2011-10-20 23:26:07教訓6:「問題」が発生する「部分」と「対策」の対応関係を明示する →解説:うーんこれは文字では説明難しい あらためて図解つきで書くか(後日)
2011-10-20 23:29:42教訓8:「誰が」 「何をする」 かを考える →解説: よく「5W1Hを押さえるのが客観的記録の基本」 と言いますが、その話です。「誰が」「何のために」「何をする/した」という情報はまず切り分けておくこと。これが不十分な書き方をしてる文書も意外に多い。

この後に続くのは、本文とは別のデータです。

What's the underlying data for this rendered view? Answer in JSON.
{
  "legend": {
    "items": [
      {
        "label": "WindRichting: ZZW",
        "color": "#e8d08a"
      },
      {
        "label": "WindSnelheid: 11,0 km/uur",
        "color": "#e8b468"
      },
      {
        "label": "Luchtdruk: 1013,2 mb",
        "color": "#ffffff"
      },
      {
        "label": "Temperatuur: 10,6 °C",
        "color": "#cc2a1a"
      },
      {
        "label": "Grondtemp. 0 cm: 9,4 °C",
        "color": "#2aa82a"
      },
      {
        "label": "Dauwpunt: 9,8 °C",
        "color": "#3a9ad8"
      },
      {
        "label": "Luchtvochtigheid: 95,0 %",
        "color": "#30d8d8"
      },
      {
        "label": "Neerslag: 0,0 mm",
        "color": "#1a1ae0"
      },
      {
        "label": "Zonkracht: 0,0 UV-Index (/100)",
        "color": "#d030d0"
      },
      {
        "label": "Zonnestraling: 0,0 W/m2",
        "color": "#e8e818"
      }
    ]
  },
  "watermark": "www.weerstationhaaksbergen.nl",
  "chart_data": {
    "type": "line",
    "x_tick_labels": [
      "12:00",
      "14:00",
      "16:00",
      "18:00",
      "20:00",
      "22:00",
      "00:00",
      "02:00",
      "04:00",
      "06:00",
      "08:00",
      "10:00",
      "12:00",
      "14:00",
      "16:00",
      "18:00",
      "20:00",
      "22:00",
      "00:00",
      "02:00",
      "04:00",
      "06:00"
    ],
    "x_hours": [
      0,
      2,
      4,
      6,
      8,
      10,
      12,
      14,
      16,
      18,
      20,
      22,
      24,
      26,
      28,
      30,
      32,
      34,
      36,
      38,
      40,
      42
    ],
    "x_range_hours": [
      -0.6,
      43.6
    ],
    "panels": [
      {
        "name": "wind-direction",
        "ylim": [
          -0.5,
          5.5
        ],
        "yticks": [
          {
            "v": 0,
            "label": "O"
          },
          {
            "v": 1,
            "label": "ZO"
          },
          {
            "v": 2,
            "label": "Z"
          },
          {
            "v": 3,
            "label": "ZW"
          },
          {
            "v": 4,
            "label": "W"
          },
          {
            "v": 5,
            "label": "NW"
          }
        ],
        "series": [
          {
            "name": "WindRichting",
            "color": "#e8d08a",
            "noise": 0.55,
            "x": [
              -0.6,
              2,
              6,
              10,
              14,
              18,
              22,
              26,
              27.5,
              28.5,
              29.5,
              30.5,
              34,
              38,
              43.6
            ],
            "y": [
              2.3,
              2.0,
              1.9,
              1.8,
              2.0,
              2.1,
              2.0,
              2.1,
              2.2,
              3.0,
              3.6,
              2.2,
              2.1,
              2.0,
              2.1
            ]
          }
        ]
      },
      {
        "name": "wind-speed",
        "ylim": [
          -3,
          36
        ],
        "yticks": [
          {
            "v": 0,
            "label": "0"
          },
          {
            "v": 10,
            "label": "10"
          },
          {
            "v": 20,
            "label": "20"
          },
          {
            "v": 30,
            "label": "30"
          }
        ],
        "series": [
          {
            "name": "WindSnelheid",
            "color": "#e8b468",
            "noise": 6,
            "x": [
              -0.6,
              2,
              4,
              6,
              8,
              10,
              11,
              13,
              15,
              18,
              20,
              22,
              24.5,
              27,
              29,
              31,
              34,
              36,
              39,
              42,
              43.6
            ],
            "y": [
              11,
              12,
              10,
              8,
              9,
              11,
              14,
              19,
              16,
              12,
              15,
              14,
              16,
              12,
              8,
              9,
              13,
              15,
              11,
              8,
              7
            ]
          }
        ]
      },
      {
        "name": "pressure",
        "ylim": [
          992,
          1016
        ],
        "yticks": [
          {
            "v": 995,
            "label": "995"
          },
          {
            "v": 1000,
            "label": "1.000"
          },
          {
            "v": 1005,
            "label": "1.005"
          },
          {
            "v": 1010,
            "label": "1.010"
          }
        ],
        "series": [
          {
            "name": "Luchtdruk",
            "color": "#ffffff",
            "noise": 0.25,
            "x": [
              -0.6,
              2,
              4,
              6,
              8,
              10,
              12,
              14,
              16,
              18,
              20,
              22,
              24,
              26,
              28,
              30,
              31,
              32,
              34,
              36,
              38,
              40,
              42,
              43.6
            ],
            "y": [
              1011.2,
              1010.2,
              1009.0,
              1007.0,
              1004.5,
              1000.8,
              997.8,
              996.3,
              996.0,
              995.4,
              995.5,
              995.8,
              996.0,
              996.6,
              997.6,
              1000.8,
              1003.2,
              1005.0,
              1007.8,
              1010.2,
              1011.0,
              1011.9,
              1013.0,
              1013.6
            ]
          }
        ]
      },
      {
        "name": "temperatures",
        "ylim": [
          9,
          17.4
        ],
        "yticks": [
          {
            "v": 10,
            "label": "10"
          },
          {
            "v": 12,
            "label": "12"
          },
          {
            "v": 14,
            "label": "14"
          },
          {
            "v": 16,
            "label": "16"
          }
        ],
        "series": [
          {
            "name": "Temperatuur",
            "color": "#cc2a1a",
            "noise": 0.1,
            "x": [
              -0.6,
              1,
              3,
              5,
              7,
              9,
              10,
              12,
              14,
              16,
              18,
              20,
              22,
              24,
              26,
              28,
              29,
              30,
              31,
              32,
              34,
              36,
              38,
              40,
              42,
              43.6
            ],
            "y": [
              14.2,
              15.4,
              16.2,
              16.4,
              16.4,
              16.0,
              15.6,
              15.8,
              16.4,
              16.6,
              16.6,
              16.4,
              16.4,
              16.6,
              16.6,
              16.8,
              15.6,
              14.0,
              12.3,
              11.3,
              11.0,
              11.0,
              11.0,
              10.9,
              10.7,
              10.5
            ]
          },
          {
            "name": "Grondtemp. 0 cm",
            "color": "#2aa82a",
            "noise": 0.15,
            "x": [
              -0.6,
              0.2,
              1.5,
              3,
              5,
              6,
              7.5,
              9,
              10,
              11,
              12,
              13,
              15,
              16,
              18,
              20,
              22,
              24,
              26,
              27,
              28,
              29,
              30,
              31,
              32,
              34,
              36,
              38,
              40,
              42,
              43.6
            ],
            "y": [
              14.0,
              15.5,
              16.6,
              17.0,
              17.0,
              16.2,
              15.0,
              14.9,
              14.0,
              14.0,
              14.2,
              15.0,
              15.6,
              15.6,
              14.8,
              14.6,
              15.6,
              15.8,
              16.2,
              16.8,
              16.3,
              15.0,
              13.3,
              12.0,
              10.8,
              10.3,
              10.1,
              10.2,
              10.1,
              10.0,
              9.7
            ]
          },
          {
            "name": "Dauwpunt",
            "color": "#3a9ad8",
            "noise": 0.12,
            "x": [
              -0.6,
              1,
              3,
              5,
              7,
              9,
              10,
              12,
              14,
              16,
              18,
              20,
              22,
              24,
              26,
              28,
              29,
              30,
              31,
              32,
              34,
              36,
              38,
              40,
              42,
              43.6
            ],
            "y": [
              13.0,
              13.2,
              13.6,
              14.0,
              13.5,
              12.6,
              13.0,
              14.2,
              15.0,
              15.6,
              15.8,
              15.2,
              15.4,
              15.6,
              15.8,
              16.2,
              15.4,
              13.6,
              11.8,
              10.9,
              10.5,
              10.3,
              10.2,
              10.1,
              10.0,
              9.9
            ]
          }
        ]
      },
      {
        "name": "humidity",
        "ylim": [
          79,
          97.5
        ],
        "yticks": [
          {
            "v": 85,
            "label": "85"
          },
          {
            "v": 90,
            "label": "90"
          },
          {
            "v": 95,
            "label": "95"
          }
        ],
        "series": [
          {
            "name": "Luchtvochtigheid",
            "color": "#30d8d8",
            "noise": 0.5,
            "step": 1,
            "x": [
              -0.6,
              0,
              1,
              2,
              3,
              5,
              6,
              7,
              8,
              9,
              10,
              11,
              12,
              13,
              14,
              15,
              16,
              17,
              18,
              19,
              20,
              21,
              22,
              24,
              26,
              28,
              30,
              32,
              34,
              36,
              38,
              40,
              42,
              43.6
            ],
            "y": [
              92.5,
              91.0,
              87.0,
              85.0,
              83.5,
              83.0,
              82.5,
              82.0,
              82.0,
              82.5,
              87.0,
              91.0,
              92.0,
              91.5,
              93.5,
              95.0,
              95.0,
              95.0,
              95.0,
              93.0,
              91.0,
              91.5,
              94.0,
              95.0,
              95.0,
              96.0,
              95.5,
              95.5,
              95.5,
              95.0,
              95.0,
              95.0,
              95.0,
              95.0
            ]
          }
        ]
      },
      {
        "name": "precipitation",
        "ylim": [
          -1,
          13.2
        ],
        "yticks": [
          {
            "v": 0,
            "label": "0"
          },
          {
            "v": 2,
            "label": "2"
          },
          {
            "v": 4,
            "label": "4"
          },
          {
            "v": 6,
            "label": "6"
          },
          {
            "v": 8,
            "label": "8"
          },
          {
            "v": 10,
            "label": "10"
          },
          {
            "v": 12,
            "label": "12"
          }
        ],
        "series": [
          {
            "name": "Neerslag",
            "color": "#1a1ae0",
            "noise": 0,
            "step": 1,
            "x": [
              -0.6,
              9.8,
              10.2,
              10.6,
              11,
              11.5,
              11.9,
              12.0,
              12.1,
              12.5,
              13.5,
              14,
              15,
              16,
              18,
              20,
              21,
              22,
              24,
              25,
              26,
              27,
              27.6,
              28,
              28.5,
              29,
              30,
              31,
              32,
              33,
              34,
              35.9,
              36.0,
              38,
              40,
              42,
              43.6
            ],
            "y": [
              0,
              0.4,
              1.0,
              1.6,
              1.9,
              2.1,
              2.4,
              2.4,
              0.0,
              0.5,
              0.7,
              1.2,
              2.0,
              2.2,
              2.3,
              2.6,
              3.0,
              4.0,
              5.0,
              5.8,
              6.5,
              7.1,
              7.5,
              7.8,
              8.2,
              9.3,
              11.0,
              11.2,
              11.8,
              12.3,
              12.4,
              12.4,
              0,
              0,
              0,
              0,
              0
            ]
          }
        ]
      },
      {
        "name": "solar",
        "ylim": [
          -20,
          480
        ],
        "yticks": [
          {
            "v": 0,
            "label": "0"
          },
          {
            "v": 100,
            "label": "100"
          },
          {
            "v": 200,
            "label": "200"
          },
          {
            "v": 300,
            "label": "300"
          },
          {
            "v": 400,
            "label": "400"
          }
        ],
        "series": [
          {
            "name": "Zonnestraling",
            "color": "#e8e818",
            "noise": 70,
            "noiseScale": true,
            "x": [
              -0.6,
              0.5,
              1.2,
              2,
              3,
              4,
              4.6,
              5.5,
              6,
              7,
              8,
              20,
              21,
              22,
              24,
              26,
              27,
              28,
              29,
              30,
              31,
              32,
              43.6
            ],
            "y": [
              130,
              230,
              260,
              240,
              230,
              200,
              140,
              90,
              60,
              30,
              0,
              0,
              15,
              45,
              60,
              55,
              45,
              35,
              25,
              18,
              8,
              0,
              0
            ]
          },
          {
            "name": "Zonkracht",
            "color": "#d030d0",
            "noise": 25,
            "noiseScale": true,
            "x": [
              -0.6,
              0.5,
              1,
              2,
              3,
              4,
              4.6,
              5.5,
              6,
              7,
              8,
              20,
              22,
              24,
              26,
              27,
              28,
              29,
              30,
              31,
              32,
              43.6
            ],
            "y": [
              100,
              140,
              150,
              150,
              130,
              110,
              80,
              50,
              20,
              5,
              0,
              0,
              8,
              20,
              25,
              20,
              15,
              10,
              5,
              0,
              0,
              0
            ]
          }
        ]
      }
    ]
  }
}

2011-10-20 23:32:01教訓9:「目的」を達成する「方法」の「利点と欠点」 →解説:おっとこれは教訓1に通じる話であった。何かの目的を達成するための方法が2つ以上ある、という場合、たいていそれぞれに利点欠点があるので、それを切り分けて書いておくほうがいいですよ、ということ。
2011-10-20 23:34:13教訓10:「組み合わせ判断」には「デシジョンテーブル」 →解説:これは情報処理技術者試験の定番の問題である「デシジョンテーブル」の話。複数の項目の組み合わせによって何をするかを決める、という組み合わせが複雑になる場合はデシジョンテーブルを書け、というそれだけのこと。
2011-10-20 23:36:24しかし意外だったのは、昨日その講座をやっているとき、「デシジョンテーブルって聞いたことありますか?」という質問にほとんど手が上がらなかったことだ。IT技術者でも意外に名前を知らずに使っている人も多いのかもしれない。まあ単なる表だから教えられなくても使うしね。